Use both partitioning and bucketing to improve performance.
Partitioning is the the technique to distribute data physically across different partitions. Imagine you partition by year/month/day. Now imagine running a query to scan data and in your where clause you have a date. Well, Hive in this case will physically scan only the partition which has that date. You are not doing a table space scan. Partitioning however, works so much. You cannot have for example a million partition. That will be too much work in query preparation. So you have to find a balance. Some people will tell you that 100K partitions are fine and others might say that you shouldn't go over 50K partitions. I am conservative and will suggest no more than 50K partitions per table. Remember, sub partitions like "year/month/date" will multiply faster. So if you have daily data, then see the number of partitions you will have if you partition by day vs month and ideally in my opinion, don't go over 50K partitions. Partition is for data with low cardinality.
Now, you may also have data like "id" which have high cardinality.
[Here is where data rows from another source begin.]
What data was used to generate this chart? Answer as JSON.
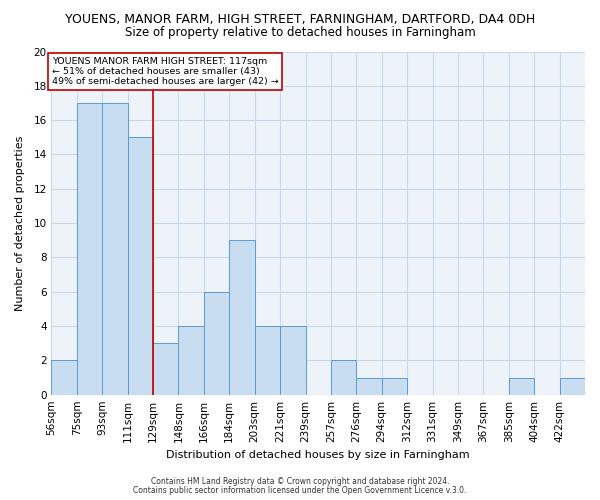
{
  "title": "YOUENS, MANOR FARM, HIGH STREET, FARNINGHAM, DARTFORD, DA4 0DH",
  "subtitle": "Size of property relative to detached houses in Farningham",
  "xlabel": "Distribution of detached houses by size in Farningham",
  "ylabel": "Number of detached properties",
  "bin_labels": [
    "56sqm",
    "75sqm",
    "93sqm",
    "111sqm",
    "129sqm",
    "148sqm",
    "166sqm",
    "184sqm",
    "203sqm",
    "221sqm",
    "239sqm",
    "257sqm",
    "276sqm",
    "294sqm",
    "312sqm",
    "331sqm",
    "349sqm",
    "367sqm",
    "385sqm",
    "404sqm",
    "422sqm"
  ],
  "counts": [
    2,
    17,
    17,
    15,
    3,
    4,
    6,
    9,
    4,
    4,
    0,
    2,
    1,
    1,
    0,
    0,
    0,
    0,
    1,
    0,
    1
  ],
  "bar_color": "#c9ddf0",
  "bar_edge_color": "#5b9bd5",
  "property_bar_index": 3,
  "property_line_color": "#c00000",
  "annotation_line1": "YOUENS MANOR FARM HIGH STREET: 117sqm",
  "annotation_line2": "← 51% of detached houses are smaller (43)",
  "annotation_line3": "49% of semi-detached houses are larger (42) →",
  "annotation_box_edge": "#c00000",
  "ylim": [
    0,
    20
  ],
  "yticks": [
    0,
    2,
    4,
    6,
    8,
    10,
    12,
    14,
    16,
    18,
    20
  ],
  "grid_color": "#c8d8e8",
  "bg_color": "#eef3f9",
  "title_fontsize": 9,
  "subtitle_fontsize": 8.5,
  "footer1": "Contains HM Land Registry data © Crown copyright and database right 2024.",
  "footer2": "Contains public sector information licensed under the Open Government Licence v.3.0."
}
Use bucketing for this. Bucketing will hash your ids to a fix number of buckets. This certainly helps with joins when Hive knows that id x will always hash to bucket x. This comes handy when you join two tables based on bucketing column.
2. A fact table has many key columns and indexes. How do we use buckets or partitioning on those tables?
Bucket columns with high cardinality and partition on low cardinality columns. Partitioning will reduce the amount of data that will be physically scanned. This is very important for running efficient queries.
3. In SQL - we used to create views/derived tables that would be used as input to ML development. What could be the alternative here? A new hive table by joining the other hive tables? Or use spark to load the different hive tables and join using a pyspark workflow to do the heavy lifting?
Views in Hive are logical and not materialized - someone can correct me if this has changed, but my understanding is views are just logical, so not sure if this would help.
I like the pyspark approach. Create a temp table and run your workflow and drop it at the end.
4. For the large fact tables loaded in hdfs and hive which typically has many key columns (and indexes on SQL) how do we optimize the access while joining them? Create multiple version of the same table with different bucketing/partitioning keys?
I think this is same as question 1 and 2. I think partitioning will be just as good as creating multiple tables unless you have 100's of thousands pf partitions. In that case may be divide your table in more tables but you usually don't really need to do this. Use partitioning with bucketing and you should be able to have good performance.